By 1983, Keith had joined RRM Design Group, then a 25 person San Luis Obispo-based Architecture firm, that charged him to grow its fledgling Planning Division. It was his 30 years at RRM that became the crucible of Keith's award winning planning and urban design career. The Planning Division quickly became the largest workgroup in the firm and Keith helped propel the firm to statewide as well as national and international recognition. In the process, RRM grew to a total of 170 people throughout multiple offices in California. Before retiring in 2012, Keith served as a mentor to a number of young planners and designers who have gone onto managing the firm today.
Over his career, he became best known for his design of waterfront and downtown revitalization projects, park and recreation facilities, open space preservation and land conservation strategies, and the public facilitation of visioning processes. Among his distinctive waterfront projects were those in Venice Beach, the Port of Los Angeles, Avila Beach, Pismo Beach, Marina del Rey, Crescent City, Capitola, Morro Bay, Port Townsend, Washington, and even historic Umag on the Istrian coast of Croatia. His work on creek/riverfront enhancement projects included the Prince Memorial Greenway in Santa Rosa and Centennial Plaza overlooking the Feather River in downtown Oroville. He also prepared downtown revitalization projects for Calabasas, Claremont, Ukiah, Santa Rosa, Napa, Cloverdale, Gilroy Soledad, El Centro, and Scotts Valley to mention a few. His park experience included Venice Beach, Arguello Park in San Carlos, Burton Chase Park in Marina del Rey, Niles Town Plaza in Fremont, and Prince Gateway Park in Santa Rosa. He also developed Park and Open Space Master Plans for Rancho Palos Verdes, The Town of Loomis, the City of Sonoma, Agoura Hills, and Chino Hills.

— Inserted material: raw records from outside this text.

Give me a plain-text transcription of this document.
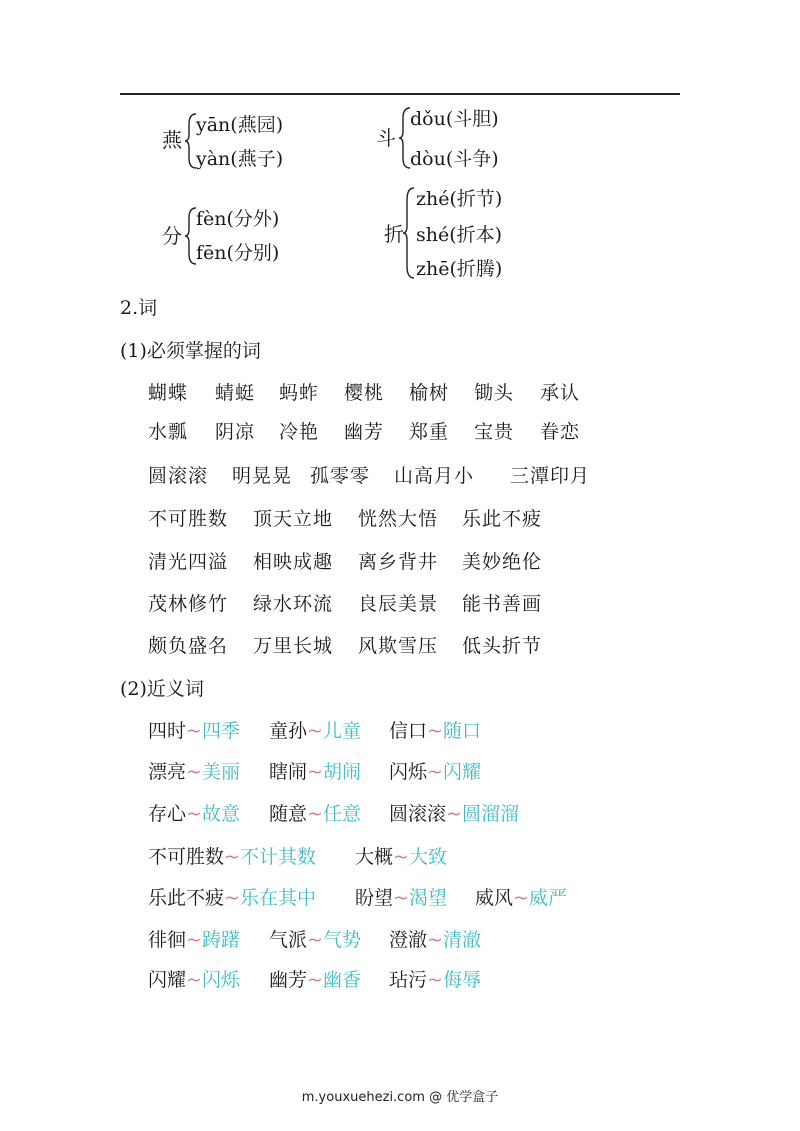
燕
yān(燕园)
yàn(燕子)
斗
dǒu(斗胆)
dòu(斗争)
分
fèn(分外)
fēn(分别)
折
zhé(折节)
shé(折本)
zhē(折腾)
2.词
(1)必须掌握的词
蝴蝶 蜻蜓 蚂蚱 樱桃 榆树 锄头 承认
水瓢 阴凉 冷艳 幽芳 郑重 宝贵 眷恋
圆滚滚 明晃晃 孤零零 山高月小 三潭印月
不可胜数 顶天立地 恍然大悟 乐此不疲
清光四溢 相映成趣 离乡背井 美妙绝伦
茂林修竹 绿水环流 良辰美景 能书善画
颇负盛名 万里长城 风欺雪压 低头折节
(2)近义词
四时~四季 童孙~儿童 信口~随口
漂亮~美丽 瞎闹~胡闹 闪烁~闪耀
存心~故意 随意~任意 圆滚滚~圆溜溜
不可胜数~不计其数 大概~大致
乐此不疲~乐在其中 盼望~渴望 威风~威严
徘徊~踌躇 气派~气势 澄澈~清澈
闪耀~闪烁 幽芳~幽香 玷污~侮辱
m.youxuehezi.com @ 优学盒子
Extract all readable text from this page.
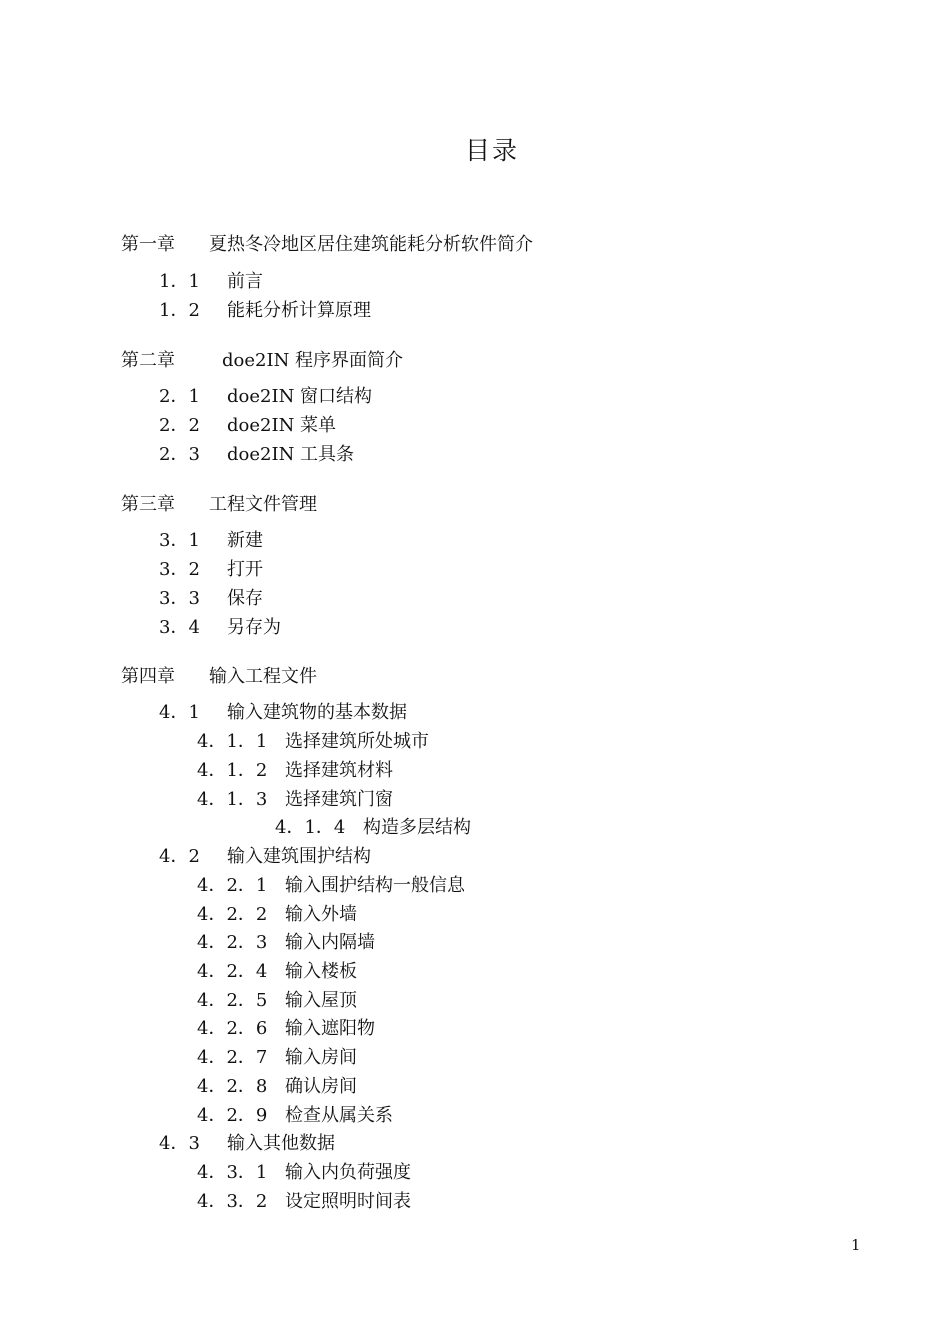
目录
第一章 夏热冬冷地区居住建筑能耗分析软件简介
1．1 前言
1．2 能耗分析计算原理
第二章	doe2IN 程序界面简介
2．1 doe2IN 窗口结构
2．2 doe2IN 菜单
2．3 doe2IN 工具条
第三章 工程文件管理
3．1 新建
3．2 打开
3．3 保存
3．4 另存为
第四章 输入工程文件
4．1 输入建筑物的基本数据
4．1．1 选择建筑所处城市
4．1．2 选择建筑材料
4．1．3 选择建筑门窗
4．1．4 构造多层结构
4．2 输入建筑围护结构
4．2．1 输入围护结构一般信息
4．2．2 输入外墙
4．2．3 输入内隔墙
4．2．4 输入楼板
4．2．5 输入屋顶
4．2．6 输入遮阳物
4．2．7 输入房间
4．2．8 确认房间
4．2．9 检查从属关系
4．3 输入其他数据
4．3．1 输入内负荷强度
4．3．2 设定照明时间表
1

But perhaps Keith is proudest of his achievements in working with public agencies and private landowners to preserve over 100,000 acres of the California landscape as permanent open space in the Counties of San Luis Obispo, Sonoma, and Los Angeles. Keith still continues to consult with the firm on select projects. In addition to devoting his time to the California Planning Roundtable, Keith now spends his time writing, painting, designing, traveling to his second home on Washington's Puget Sound, and enjoying his family and his children's families to the maximum extent possible.